A guerra civil espanhola ainda não terminou
Ainda não houve
coragem para julgar o regime do grotesco líder Francisco Franco, um dos maiores
genocidas do século passado. É ocioso referir a crueldade e a violência com que
os defensores da República, sufragada pelo voto popular, retaliaram a horda
fascista abençoada pelo Papa e acolitada pelas sotainas, com a designação de cruzada.
A Espanha que
derrubou Azaña, notável escritor, jornalista e político, várias vezes chefe do
Governo e presidente da 2.ª República, é o País dos Reis Católicos, o espaço
europeu onde, sem ter havido Reforma, a Contra-Reforma atingiu o apogeu da desumanidade.

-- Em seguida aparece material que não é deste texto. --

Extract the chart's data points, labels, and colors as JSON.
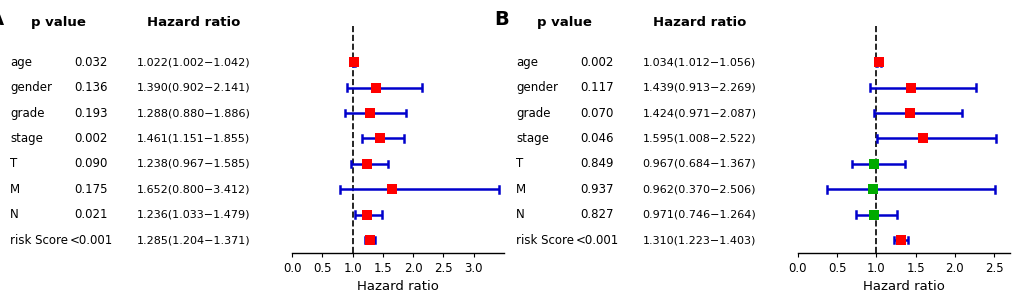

A guerra civil de Espanha (1936/39) foi o laboratório do fascismo e o franquismo fez aos
adversários o que a Inquisição havia feito aos judeus, hereges e bruxas.
Azaña, exilado,
perseguido e humilhado, em França, pelos esbirros de Franco, pouco tempo
resistiu ao início do golpe que derrubaria o regime democrático, à semelhança
do que, 35 anos depois, aconteceria, no Chile, a Allende, com sacrifício da
vida. Franco foi o Pinochet precoce que testou o fascismo. Finda a Grande Guerra,
de 1939/45, apesar da promessa inglesa de erradicar todas as ditaduras
europeias, tornou-se ditador vitalício até que a doença o abateu, bem
confessado, comungado e ungido.
As valas comuns,
onde centenas de milhares de cadáveres aguardam exumação, tiveram como efeito
colateral a demissão do corajoso juiz Baltasar Garzón, perante o júbilo dos
nostálgicos do fascismo e dos magistrados educados nas madraças franquistas.
Mas a guerra civil,
que dilacerou Espanha e provocou uma orgia de sangue entre os dois lados da
barricada, está longe de terminar. Apesar das canonizações que os dois últimos
pontífices distribuíram entre os franquistas, incluindo Escrivá de Balaguer,
não há água benta que sirva de lixívia às nódoas de sangue da ditadura
clerical-fascista de Franco.
Após a vitória dos
sediciosos fascistas, os fuzilamentos dos adversários prolongaram-se durante
vários anos, perante o silêncio e a conivência do clero espanhol e a
indiferença dos Aliados que deixaram a Península Ibérica entregue aos seus
ditadores.
Se julgámos que
todos os horrores já eram conhecidos, apareceram arrepiantes provas de bebés
roubados ao longo dos anos do franquismo. Durante décadas, milhares
de crianças foram afastadas das mães, após o parto, e entregues como filhos
biológicos a outras famílias. Começou como repressão política, logo após a
Guerra Civil, e converteu-se num negócio organizado por médicos,
padres e freiras, que se prolongou já na democracia e que só agora começa a ser
investigado.
«Segundo a Associação de Afetados por Adoções Irregulares
(ANADIR), podem
ter sido roubadas cerca de 300 mil crianças, em Espanha, entre as décadas de 50
e 90, e muitas delas nunca suspeitarão da sua verdadeira identidade
biológica. A associação diz ter dados que permitem calcular que, em 2 milhões
de adoções realizadas nessas décadas, 15 por cento basearam-se em certidões de
nascimento falsas. Agora, as probabilidades de mães e filhos se encontrarem
dependem, em grande parte, dos seus dados de ADN coincidirem».